Pela proposição, a alienação das armas de fogo será feita mediante venda direta no momento da aposentadoria ou reforma, obedecendo três critérios básicos: o servidor não ter punição em sua ficha funcional; a arma de fogo ter no mínimo 15 anos de uso na respectiva corporação; e o servidor realizar testes psicológicos de cinco em cinco anos, conforme estabelece o Decreto Federal 5.123/2004.

 

A alienação será feita ao servidor aposentado ou da reserva mediante pagamento de três Unidades Padrão Fiscal (UPF/PR), que serão destinados ao Fundo Especial de Segurança Pública do Estado do Paraná (Funesp/PR).
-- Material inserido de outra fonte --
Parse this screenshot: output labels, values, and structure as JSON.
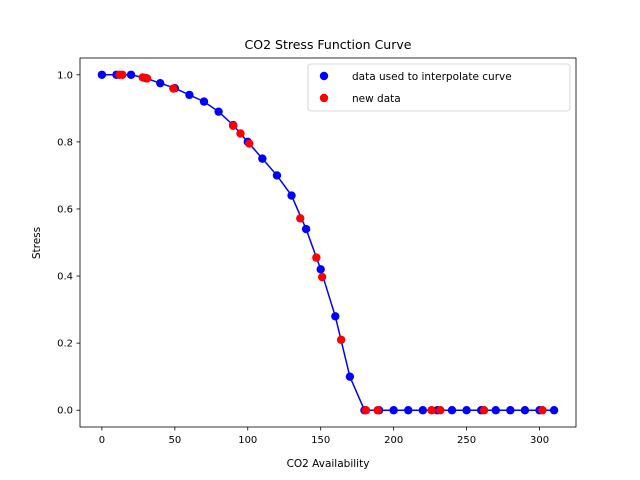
{
  "chart_data": {
    "type": "scatter",
    "title": "CO2 Stress Function Curve",
    "xlabel": "CO2 Availability",
    "ylabel": "Stress",
    "xlim": [
      -15,
      325
    ],
    "ylim": [
      -0.05,
      1.05
    ],
    "xticks": [
      0,
      50,
      100,
      150,
      200,
      250,
      300
    ],
    "yticks": [
      0.0,
      0.2,
      0.4,
      0.6,
      0.8,
      1.0
    ],
    "grid": false,
    "legend_position": "top-right",
    "series": [
      {
        "name": "data used to interpolate curve",
        "color": "#0000ff",
        "line": true,
        "x": [
          0,
          10,
          20,
          30,
          40,
          50,
          60,
          70,
          80,
          90,
          100,
          110,
          120,
          130,
          140,
          150,
          160,
          170,
          180,
          190,
          200,
          210,
          220,
          230,
          240,
          250,
          260,
          270,
          280,
          290,
          300,
          310
        ],
        "y": [
          1.0,
          1.0,
          1.0,
          0.99,
          0.975,
          0.96,
          0.94,
          0.92,
          0.89,
          0.85,
          0.8,
          0.75,
          0.7,
          0.64,
          0.54,
          0.42,
          0.28,
          0.1,
          0.0,
          0.0,
          0.0,
          0.0,
          0.0,
          0.0,
          0.0,
          0.0,
          0.0,
          0.0,
          0.0,
          0.0,
          0.0,
          0.0
        ]
      },
      {
        "name": "new data",
        "color": "#ff0000",
        "line": false,
        "x": [
          12,
          14,
          28,
          31,
          49,
          90,
          95,
          101,
          136,
          147,
          151,
          164,
          181,
          189,
          226,
          232,
          262,
          302
        ],
        "y": [
          1.0,
          1.0,
          0.992,
          0.989,
          0.959,
          0.848,
          0.825,
          0.795,
          0.572,
          0.455,
          0.397,
          0.21,
          0.0,
          0.0,
          0.0,
          0.0,
          0.0,
          0.0
        ]
      }
    ]
  }
}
O PL 347/17 do deputado Delegado Recalcatti segue, em linhas gerais, a Instrução Normativa 16B/2006, da Diretoria de Fiscalização de Produtos Controlados, do Exército Brasileiro.

 

Em média, um policial permanece no serviço público durante 25 anos e carrega uma única arma, período em que o bem se torna obsoleto, conforme norma do Conselho Federal de Contabilidade. Para Recalcatti, a proposta, além de premiar o servidor aposentado, estimula o Estado a renovar os estoques de armas de fogo, facilitando o processo licitatório e modernizando o seu arsenal. A arma deverá ser devolvida ao Estado em caso de falecimento do policial.

 

 

Auxílio-alimentação para policiais

Bombeiros, Policiais Militares e Policiais Civis, pela própria natureza da função, exercem constantes atividades externas. Ficam na rua boa parte do horário de trabalho. Mesmo assim, eles não recebem qualquer tipo de apoio financeiro para custear refeições, lanches ou aquisição de alimentos. Para corrigir essa distorção, o deputado Delegado Recalcatti encaminhou pedido ao governo para a criação do auxílio-alimentação para as categorias da Segurança Pública.